Catherine Emmanuelle Delisle
Ne pas avoir d’enfant que ce soit par choix ou non reste un sujet délicat qui n’est pas facile à aborder, fait remarquer la chercheuse. Et ce même au sein du couple où les partenaires doivent concilier leur envie de famille propre et commune. Outre les raisons médicales, ne pas rencontrer la bonne personne au bon moment, avoir le bon âge ou non, attendre les conditions parfaites selon notre imaginaire de la parentalité sont autant de raisons qui font que le désir d’enfant ne se concrétise pas.
« Il y a une nuance importante à faire entre ne pas avoir d’enfant par choix et ne pas en avoir par circonstances de la vie.
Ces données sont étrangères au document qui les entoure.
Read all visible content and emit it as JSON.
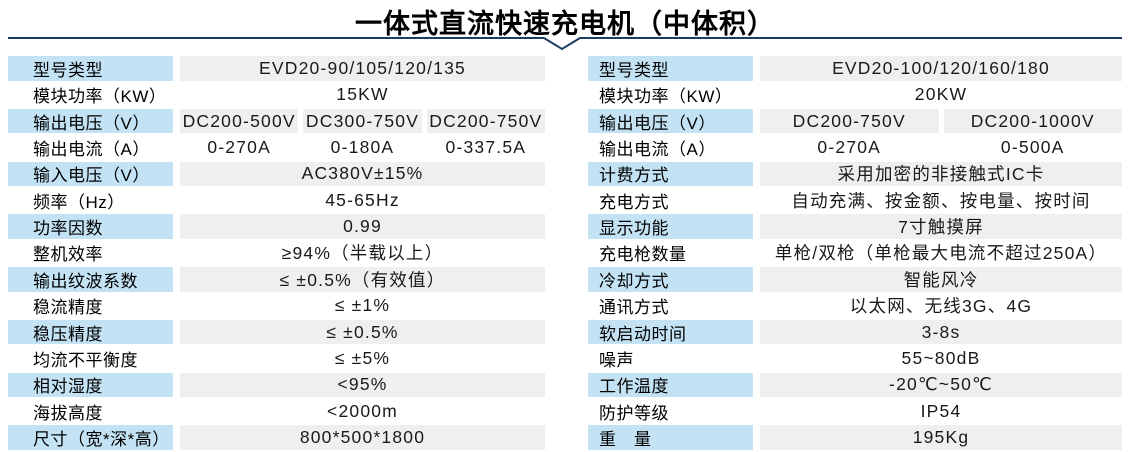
{
  "title": "一体式直流快速充电机（中体积）",
  "colors": {
    "label_bg": "#c3e3f5",
    "value_bg": "#efefef",
    "rule": "#1c3c64",
    "title_text": "#000000"
  },
  "tables": {
    "left": {
      "rows": [
        {
          "label": "型号类型",
          "values": [
            "EVD20-90/105/120/135"
          ]
        },
        {
          "label": "模块功率（KW）",
          "values": [
            "15KW"
          ]
        },
        {
          "label": "输出电压（V）",
          "values": [
            "DC200-500V",
            "DC300-750V",
            "DC200-750V"
          ]
        },
        {
          "label": "输出电流（A）",
          "values": [
            "0-270A",
            "0-180A",
            "0-337.5A"
          ]
        },
        {
          "label": "输入电压（V）",
          "values": [
            "AC380V±15%"
          ]
        },
        {
          "label": "频率（Hz）",
          "values": [
            "45-65Hz"
          ]
        },
        {
          "label": "功率因数",
          "values": [
            "0.99"
          ]
        },
        {
          "label": "整机效率",
          "values": [
            "≥94%（半载以上）"
          ]
        },
        {
          "label": "输出纹波系数",
          "values": [
            "≤ ±0.5%（有效值）"
          ]
        },
        {
          "label": "稳流精度",
          "values": [
            "≤ ±1%"
          ]
        },
        {
          "label": "稳压精度",
          "values": [
            "≤ ±0.5%"
          ]
        },
        {
          "label": "均流不平衡度",
          "values": [
            "≤ ±5%"
          ]
        },
        {
          "label": "相对湿度",
          "values": [
            "<95%"
          ]
        },
        {
          "label": "海拔高度",
          "values": [
            "<2000m"
          ]
        },
        {
          "label": "尺寸（宽*深*高）",
          "values": [
            "800*500*1800"
          ]
        }
      ]
    },
    "right": {
      "rows": [
        {
          "label": "型号类型",
          "values": [
            "EVD20-100/120/160/180"
          ]
        },
        {
          "label": "模块功率（KW）",
          "values": [
            "20KW"
          ]
        },
        {
          "label": "输出电压（V）",
          "values": [
            "DC200-750V",
            "DC200-1000V"
          ]
        },
        {
          "label": "输出电流（A）",
          "values": [
            "0-270A",
            "0-500A"
          ]
        },
        {
          "label": "计费方式",
          "values": [
            "采用加密的非接触式IC卡"
          ]
        },
        {
          "label": "充电方式",
          "values": [
            "自动充满、按金额、按电量、按时间"
          ]
        },
        {
          "label": "显示功能",
          "values": [
            "7寸触摸屏"
          ]
        },
        {
          "label": "充电枪数量",
          "values": [
            "单枪/双枪（单枪最大电流不超过250A）"
          ]
        },
        {
          "label": "冷却方式",
          "values": [
            "智能风冷"
          ]
        },
        {
          "label": "通讯方式",
          "values": [
            "以太网、无线3G、4G"
          ]
        },
        {
          "label": "软启动时间",
          "values": [
            "3-8s"
          ]
        },
        {
          "label": "噪声",
          "values": [
            "55~80dB"
          ]
        },
        {
          "label": "工作温度",
          "values": [
            "-20℃~50℃"
          ]
        },
        {
          "label": "防护等级",
          "values": [
            "IP54"
          ]
        },
        {
          "label": "重　量",
          "values": [
            "195Kg"
          ]
        }
      ]
    }
  }
}
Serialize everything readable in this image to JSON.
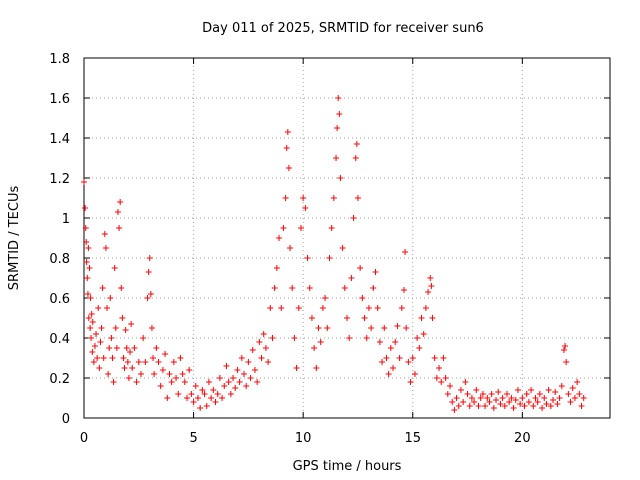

La deuxième situation est un état subi », précise Laurence Charton.
« Je trouvais intéressant d’approfondir le sujet et d’essayer de comprendre le processus, poursuit-elle. Les raisons qui conduisent à ne pas pouvoir avoir d’enfant sont multiples et ne sont pas uniquement d’ordre médical. »
Laurence Charton est directrice de la revue internationale Enfances Familles Générations. Elle est également coresponsable de la Chaire Périnatalité et parentalité du RISUQ et membre des partenariats de recherche Familles en mouvance et Séparation parentale, recomposition familiale.